Wir waren uns alle bewusst, dass sie die Operation ggf nichtmehr überlebt und auch der TA war mehr als skeptisch.
Wie durch ein Wunder hat sie die OP nicht nur gut überstanden, sondern ist danach regelrecht aufgeblüht. Der als bösartig datierte Tumor ging auf unerklärliche Art und Weise zurück und sie wurde immerhin stolze 18 Jahre alt.

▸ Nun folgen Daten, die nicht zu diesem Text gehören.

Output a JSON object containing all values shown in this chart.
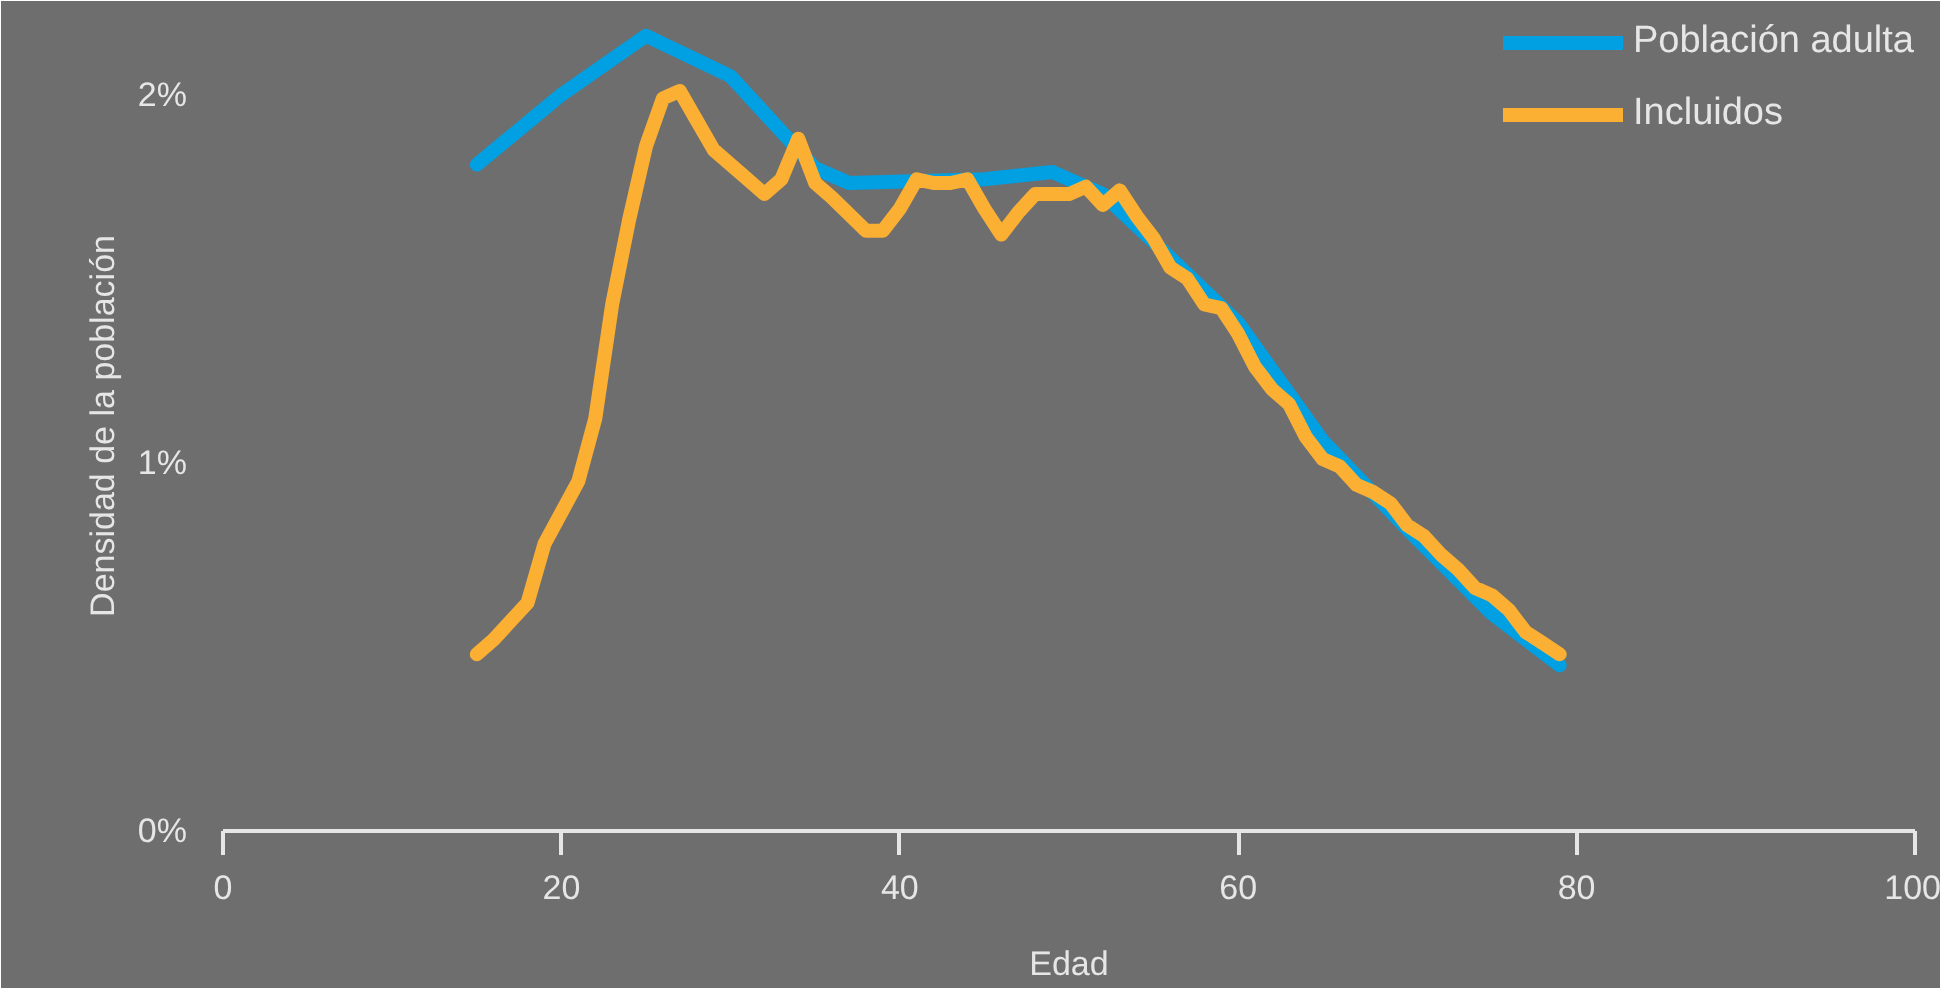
{
  "chart_data": {
    "type": "line",
    "xlabel": "Edad",
    "ylabel": "Densidad de la población",
    "xlim": [
      0,
      100
    ],
    "xticks": [
      0,
      20,
      40,
      60,
      80,
      100
    ],
    "ylim": [
      0,
      2.2
    ],
    "yticks": [
      {
        "value": 0,
        "label": "0%"
      },
      {
        "value": 1,
        "label": "1%"
      },
      {
        "value": 2,
        "label": "2%"
      }
    ],
    "grid": false,
    "legend": "top right",
    "marker": "none",
    "line_style": "solid",
    "series": [
      {
        "name": "Población adulta",
        "color": "#00a0e3",
        "x": [
          15,
          20,
          25,
          30,
          35,
          37,
          45,
          49,
          52,
          55,
          60,
          65,
          70,
          75,
          79
        ],
        "values": [
          1.81,
          2.0,
          2.16,
          2.05,
          1.8,
          1.76,
          1.77,
          1.79,
          1.73,
          1.6,
          1.38,
          1.06,
          0.82,
          0.59,
          0.45
        ]
      },
      {
        "name": "Incluidos",
        "color": "#fbb034",
        "x": [
          15,
          16,
          18,
          19,
          21,
          22,
          23,
          24,
          25,
          26,
          27,
          28,
          29,
          31,
          32,
          33,
          34,
          35,
          36,
          38,
          39,
          40,
          41,
          42,
          43,
          44,
          45,
          46,
          47,
          48,
          50,
          51,
          52,
          53,
          54,
          55,
          56,
          57,
          58,
          59,
          60,
          61,
          62,
          63,
          64,
          65,
          66,
          67,
          68,
          69,
          70,
          71,
          72,
          73,
          74,
          75,
          76,
          77,
          78,
          79
        ],
        "values": [
          0.48,
          0.52,
          0.62,
          0.78,
          0.95,
          1.12,
          1.43,
          1.66,
          1.86,
          1.99,
          2.01,
          1.93,
          1.85,
          1.77,
          1.73,
          1.77,
          1.88,
          1.76,
          1.72,
          1.63,
          1.63,
          1.69,
          1.77,
          1.76,
          1.76,
          1.77,
          1.69,
          1.62,
          1.68,
          1.73,
          1.73,
          1.75,
          1.7,
          1.74,
          1.67,
          1.61,
          1.53,
          1.5,
          1.43,
          1.42,
          1.35,
          1.26,
          1.2,
          1.16,
          1.07,
          1.01,
          0.99,
          0.94,
          0.92,
          0.89,
          0.83,
          0.8,
          0.75,
          0.71,
          0.66,
          0.64,
          0.6,
          0.54,
          0.51,
          0.48
        ]
      }
    ]
  }
}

Bei meiner Frettchendame hatte ich ebenfalls die Wahl sie wegen Bauchspeicheldrüsenkrebs operieren zu lassen und habe es nicht getan.
Vielleicht hätte ich ihr damit noch ein paar Monate mehr schenken, vielleicht wäre sie mir aber auch auf dem OP-Tisch geblieben. Ich habe mich dann für eine medikamentöse Behandlung entschieden, solange wie es möglich war. Nach 1,5 Jahren musste ich sie erlösen und ich stehe bis heute hinter meiner Entscheidung.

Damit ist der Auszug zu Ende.